I spent the first week of June in a chalet (and teepee) in the French Alps with 20 strangers, and yet today after just one week with them, I hope I know them for a lifetime. On the car ride to the airport this morning I was feeling both extremely grateful, and genuinely sad.

I hopped out of the car, said goodbye to one of my new friends and the chalet owner, found my gate, and completed my first short flight to Amsterdam without incident (unless drooling on my shirt counts...). I then picked up Stroopwafels for the kids (or for me - whatever), and found my second flight. The short story here is that I was busy "doing" and therefore not listening to my inner self.

As I settled in on my final flight home, I decided to watch A Wrinkle in Time. (Still not connected... I was distracting myself.) At the very end of the movie - after an epic adventure to rescue their father from an evil entity - one of the main characters says to his family, “I have a new word for the day... home”. I got really teary, and was aware of feeling grief; a deep sense of sadness and loss. And it hit me: I missed my new friends.

This past week I experienced a connection to a group of people that felt like the best version of home — where love and acceptance were abundant, questions were asked with genuine curiosity and the extension of goodwill, listening and patience were commonplace, and truth was shared with the greatest respect and lack of judgment. I felt a sense of connection and belonging.

Belonging wasn’t based on performance or perfection. It wasn’t based on looks or income or thinking/acting/being alike. It was based on choice; we all chose to connect and create a community where everyone felt cared for, and was seen and known.    

We were different in ways that were complex and fascinating - there were permutations of personality, gender, ethnicity, race, spiritual practices, age, native language, partner and parenting status, business types and stages of ownership, level of  risk-tolerance, and ideas about what we wanted out of the week. And we were similar in ways that were unifying and comforting like seeking growth both personally and professionally, desiring to share our expertise where/when it was actually helpful, wanting to learn from each other, asking for help while feeling lost and a bit overwhelmed at times, feeling uncertain about the future, and truly wanting to make a positive impact through our lives and work.

We shared experiences like hiking up mountains and mindful meditation, white-water rafting, and e-biking. We told stories of both joyful and sad events that have shaped our lives - and so we also laughed and cried together. We ate, swam, “hot-tubbed,” and danced together - and showed pictures of kids, pets and other things that we love.

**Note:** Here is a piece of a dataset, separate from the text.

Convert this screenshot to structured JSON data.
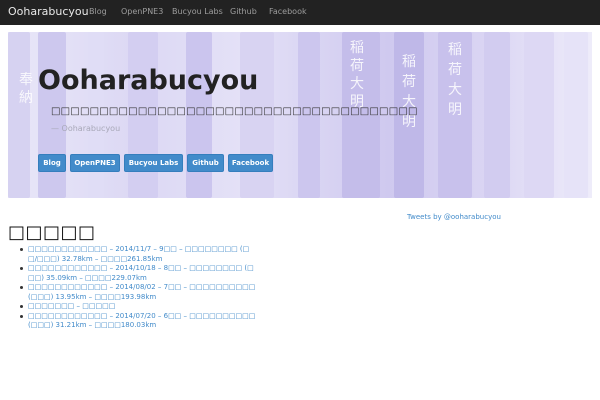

For a week, we spent our waking hours sharing our lives with one another. I believe that if any one of us were visiting each other’s home country - even if we hadn’t talked in a year - we could still WhatsApp each other and be welcomed into each other’s homes.    

As I finish writing this, I am aware of how both the feelings of gratitude and grief can exist in the same place at the same time, and both are the end result of my Alptitude experience. Thank you to my new tribe for the gifts of acceptance, love, generosity, safety, truth, learning, laughter, healing, and ultimately belonging. I felt, with you, like I was home.